#GenderEquityTO
January 20, 2017
You have to work for the government you want, or else someone else will give it to you.
The world is feeling that today, this entire weekend, as folks in the U.S. prepare to stand toe-to-toe with forces threatening to roll back a half-century of hard-won social gains.
Last night, I was in a room full of people who believe in working for the city they want, and who have the willfulness and energy to do the endless groundwork.
Here’s a snapshot of one corner of the room at a Forum on Gender Equity in the Toronto City Budget organized by Councillor Kristyn Wong-Tam. A diverse crowd came to hear the presentations and insights of NGO’s, including the Toronto Women’s Habitat, Toronto Women’s City Alliance, Social Planning Toronto and the YWCA.
I was there to listen and draw their stories.
In a nutshell, last July Toronto City Council passed a motion to cast a gender equity lens on the 2017 budget.
It was the first time in Toronto’s history that a City Council has agreed to act on the fact that women’s economic inequality is built into the system. Government policies are not, and have never been, gender neutral. FYI: Women are 52% of the city and make 68 cents to a man’s dollar, as Wong-Tam pointed out in her presentation.
If I might add, women in our city, rich and poor, are charged more for goods and services — like dry cleaning, razors, moisturizer, etc. — simply because we’re women. It’s dubbed the “Pink Tax.”
I recently interviewed the creative directors at the Toronto arm of the ad agency, BBDO. The women in that office were so ticked off by these unjustified extra charges, they teamed up with the feminist website, GirlTalkHQ, and made this pro-bono video to illustrate one aspect of women’s everyday experience.
BBDO also created a petition asking for Prime Minister Trudeau’s help in closing the gender wage and price gaps. Feel free to sign it if you agree the “Pink Tax” makes no sense.
By the way, BBDO is the agency that inspired “Sterling Cooper,” Matt Weiner’s fictional agency in Mad Men. Peggy and Joan would be happy to hear that 40% of the top brass at BBDO TO are women. Like the film industry, when women have a place at the table, our concerns and lived experiences are turned into stories available to everybody. And we all know how stories can change the world!
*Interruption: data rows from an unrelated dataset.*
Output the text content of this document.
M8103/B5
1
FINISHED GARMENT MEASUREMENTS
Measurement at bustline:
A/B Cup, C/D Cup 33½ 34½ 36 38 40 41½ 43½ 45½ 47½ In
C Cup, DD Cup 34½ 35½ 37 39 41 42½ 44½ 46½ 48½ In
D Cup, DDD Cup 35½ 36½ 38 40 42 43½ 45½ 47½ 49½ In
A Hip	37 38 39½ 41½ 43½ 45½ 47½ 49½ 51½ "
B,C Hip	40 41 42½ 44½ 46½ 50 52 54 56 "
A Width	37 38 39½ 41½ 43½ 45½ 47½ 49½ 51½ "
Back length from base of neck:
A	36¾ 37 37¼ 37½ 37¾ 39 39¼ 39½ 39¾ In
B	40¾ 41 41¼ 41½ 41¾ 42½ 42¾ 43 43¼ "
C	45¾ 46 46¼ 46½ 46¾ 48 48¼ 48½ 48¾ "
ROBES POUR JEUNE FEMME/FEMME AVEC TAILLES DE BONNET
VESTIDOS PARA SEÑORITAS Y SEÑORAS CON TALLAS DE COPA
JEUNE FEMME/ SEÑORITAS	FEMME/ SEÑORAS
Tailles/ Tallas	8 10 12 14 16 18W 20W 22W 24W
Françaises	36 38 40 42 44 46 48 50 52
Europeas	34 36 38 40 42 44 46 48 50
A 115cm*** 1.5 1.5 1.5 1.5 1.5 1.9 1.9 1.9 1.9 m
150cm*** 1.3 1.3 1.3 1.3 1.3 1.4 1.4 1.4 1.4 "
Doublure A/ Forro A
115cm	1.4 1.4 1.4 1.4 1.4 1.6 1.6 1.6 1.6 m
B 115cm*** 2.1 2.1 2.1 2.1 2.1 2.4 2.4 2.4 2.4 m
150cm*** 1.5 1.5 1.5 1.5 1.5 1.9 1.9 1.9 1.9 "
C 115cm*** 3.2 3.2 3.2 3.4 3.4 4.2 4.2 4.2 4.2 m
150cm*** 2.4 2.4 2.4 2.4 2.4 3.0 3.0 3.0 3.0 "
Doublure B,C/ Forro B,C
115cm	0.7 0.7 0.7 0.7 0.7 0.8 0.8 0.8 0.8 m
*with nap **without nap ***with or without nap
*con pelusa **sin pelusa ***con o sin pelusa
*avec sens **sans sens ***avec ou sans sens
But back to the budget. It’s crunch time: 91 million has to be cut from the budget, and before the knife comes down, Wong-Tam wants to remind her colleagues of their commitment to gender equity last July …
Wong-Tam, who is calling for an open and transparent budget, is encouraging her colleagues to analyze the gender-disaggregated data collected by the attending NGO’s. It shows how cuts affect women differently than men. By the way, when you add on other identities on top of gender — like Aboriginal status, sexual identity, culture, creed, religion, language, citizenship, income, disability and age to the mix — the inequities are compounded Big-Time.
So far, one hundred and fifty cities around the world, including San Francisco and Berlin, have introduced gender budgets. The first country in the world to enact “gender-responsive budgeting,” as the academics like to call it, was Australia back in 1984. Inspired by the Australians, South Africa’s post-apartheid government went on to create a “Women’s Budget Initiative” in the mid-1990s. Work is far from finished in South Africa. In the meantime, 90 countries have been experimenting with various forms of gender equal budgets, according to this 2014 OECD report. Again, results have been mixed. The status quo is a stubborn beast.
Urban planner, Prabha Khosla, and Leila Sarangi, the Manager of Community Programs at Women’s Habitat of Etobicoke, spoke about the city services most needed by women, and most at risk in that $91 million in cuts:
Libraries are key hubs, not least of which because they have free wifi.
Afterwards, the room broke into groups to express what their ideal city would be and have:
I did my best to capture the spirit of the issues.
City Council will debate the budget cuts on February 15. If you want to see a gender equity lens applied to programming and expenditures, contact your city councillor and Tweet up a storm with the #GenderEquityTo hashtag.
Councillor Wong-Tam will need the support.
Next step: deliver the board to City Hall.